以前このブログで、相続対策はこのようなことをといったことを書きました。
相続対策というと納税額を減らすのもばかり注目されがちですが、納税資金対策・遺産分割対策のほうが優先しておきましょうというような内容です。
とはいえ、このような大きな事を考えることも大事ですが、今日取り上げるような小さなことも相続対策となります。よかったら、取り入れてみてください。

相続手続き対策
故人様が亡くなったときには、ありとあらゆる手続きが必要になります。
いろいろな方の話を聞いてみると、死亡に関する届け(死亡届)や年金・健康保険といった手続きが難しかったというような、話は聞いたことがありません。
おそらく、葬儀社であったり、役所の窓口の方がやり方を教えてくれたりするのと、提出書類がそこまで多くないからだと思われます。
苦戦の声が多いのは、銀行に関する手続きです。何度もこの書類が不足していますとやり取りしてしまったという声が多いです。

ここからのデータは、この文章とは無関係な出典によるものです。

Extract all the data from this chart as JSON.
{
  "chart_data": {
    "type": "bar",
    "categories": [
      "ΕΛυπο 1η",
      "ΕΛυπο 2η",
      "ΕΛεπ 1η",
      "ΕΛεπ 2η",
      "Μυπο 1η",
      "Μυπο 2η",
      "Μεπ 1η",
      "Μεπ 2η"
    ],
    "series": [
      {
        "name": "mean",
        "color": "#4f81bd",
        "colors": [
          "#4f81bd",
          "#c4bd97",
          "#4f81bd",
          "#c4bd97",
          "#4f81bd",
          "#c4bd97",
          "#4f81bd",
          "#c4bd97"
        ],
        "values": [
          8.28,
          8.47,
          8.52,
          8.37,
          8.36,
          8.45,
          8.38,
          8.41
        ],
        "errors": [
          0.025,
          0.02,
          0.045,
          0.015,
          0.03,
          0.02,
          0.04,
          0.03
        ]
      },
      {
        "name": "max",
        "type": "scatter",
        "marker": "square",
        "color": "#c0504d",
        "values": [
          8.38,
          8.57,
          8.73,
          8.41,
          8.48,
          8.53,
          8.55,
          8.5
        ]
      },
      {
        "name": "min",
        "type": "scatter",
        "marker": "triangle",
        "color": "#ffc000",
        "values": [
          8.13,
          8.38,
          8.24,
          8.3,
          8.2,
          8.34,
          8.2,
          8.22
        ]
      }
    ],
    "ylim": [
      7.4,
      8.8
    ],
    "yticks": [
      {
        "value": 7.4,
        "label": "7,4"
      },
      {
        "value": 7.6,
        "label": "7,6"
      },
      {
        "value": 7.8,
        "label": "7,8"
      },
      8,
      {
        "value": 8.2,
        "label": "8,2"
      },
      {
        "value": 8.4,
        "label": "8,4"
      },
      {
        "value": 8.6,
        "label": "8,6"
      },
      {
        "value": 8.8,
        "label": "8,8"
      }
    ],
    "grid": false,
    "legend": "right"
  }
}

おそらく、苦戦の原因となるのが故人様の出生から死亡までの戸籍謄本一式です。
相続人の確定に必要な書類なのですが、何セットにもなるのと、それがひとつだけでも欠けるとNGだからです。
取り扱いが非常に難しいものです。
これを防止するために、法定相続情報一覧図の作成をおすすめします。作るのは手間がかかりますが、提出書類がシンプルになります。
そのやり方だけでも、いざ相続が起きる前に知っておくと、その後がスムーズに進められます。

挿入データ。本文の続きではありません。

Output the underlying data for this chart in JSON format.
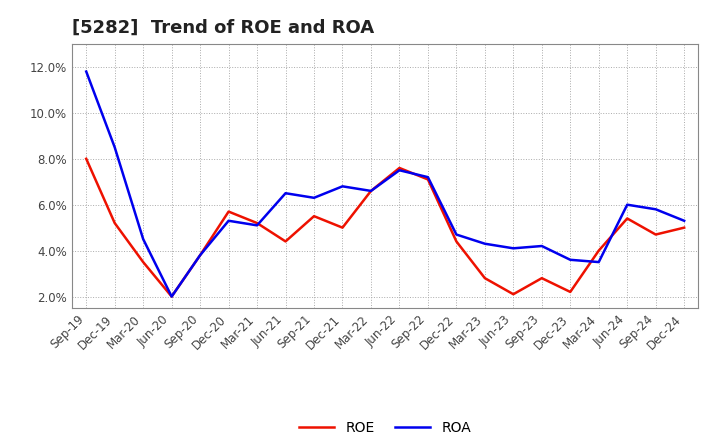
{
  "title": "[5282]  Trend of ROE and ROA",
  "labels": [
    "Sep-19",
    "Dec-19",
    "Mar-20",
    "Jun-20",
    "Sep-20",
    "Dec-20",
    "Mar-21",
    "Jun-21",
    "Sep-21",
    "Dec-21",
    "Mar-22",
    "Jun-22",
    "Sep-22",
    "Dec-22",
    "Mar-23",
    "Jun-23",
    "Sep-23",
    "Dec-23",
    "Mar-24",
    "Jun-24",
    "Sep-24",
    "Dec-24"
  ],
  "ROE": [
    8.0,
    5.2,
    3.5,
    2.0,
    3.8,
    5.7,
    5.2,
    4.4,
    5.5,
    5.0,
    6.6,
    7.6,
    7.1,
    4.4,
    2.8,
    2.1,
    2.8,
    2.2,
    4.0,
    5.4,
    4.7,
    5.0
  ],
  "ROA": [
    11.8,
    8.5,
    4.5,
    2.0,
    3.8,
    5.3,
    5.1,
    6.5,
    6.3,
    6.8,
    6.6,
    7.5,
    7.2,
    4.7,
    4.3,
    4.1,
    4.2,
    3.6,
    3.5,
    6.0,
    5.8,
    5.3
  ],
  "ROE_color": "#EE1100",
  "ROA_color": "#0000EE",
  "bg_color": "#FFFFFF",
  "plot_bg_color": "#FFFFFF",
  "grid_color": "#AAAAAA",
  "spine_color": "#888888",
  "ylim": [
    1.5,
    13.0
  ],
  "yticks": [
    2.0,
    4.0,
    6.0,
    8.0,
    10.0,
    12.0
  ],
  "title_fontsize": 13,
  "tick_fontsize": 8.5,
  "legend_fontsize": 10,
  "line_width": 1.8
}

戸籍謄本はトラブルが多い、やはり法定相続情報一覧図を作ったほうがいい
なにがあるかを知っておく、わかるようにしておく
故人様の財産を特定するのに難しいところが、知っている人がいなくなってしまうことです。
相続がおきてしまうと、一番把握している張本人に聞くことができなくなってしまいます。
そうすると、今あるモノをすべて探してみて、探っていく流れになります。
通帳の履歴を見たり、残高証明書を調べていくと思わぬものが見つかることもあります(私も過去に一度ありました)。
とはいえ、この作業意外と大変です。
これを防止するためには、生前に伝えておくものいいのですが、それがイヤであるならば
・どのような財産があるか書き記しておく
・生前に財産を整理しておく
・ムダなものは解約しておく(複数の銀行や証券会社との取引がある場合→集約しておく)
これだけでも、立派な相続対策です。
相続税の申告が必要かどうか知っておく
いざ相続がおきたときに、相続税の申告が必要かどうか、これは早めに知っておくべきでしょう。
相続手続きは早急にやらなければいけないものを除き、期限はありません(不動産の場合3年という期限ができましたが)。
相続税の申告が必要かどうかは、税務署を含めて誰かが教えてくれるわけでもなく、ご自身たちで判断しなければいけません。
そして、相続税の申告期限はお亡くなりになってから10ヶ月です。
長いように感じるかもしれませんが、意外とあっという間です。書類収集に1〜2ヶ月ということもザラにありますので。
相続手続きも、その時に残高証明書などを取り寄せておくなどすると、同時進行できます。
申告が必要かどうかだけでも知っておくことで、いざ相続があったときの動きも大きく変わってきます。
相続税の申告、思いのほか大変なので、必要そうであれば早めに動いておきましょう。
<昨日の出来事>
朝にランニング7km。
その後、我孫子商工会の相談員、4人ほど担当させていただきました。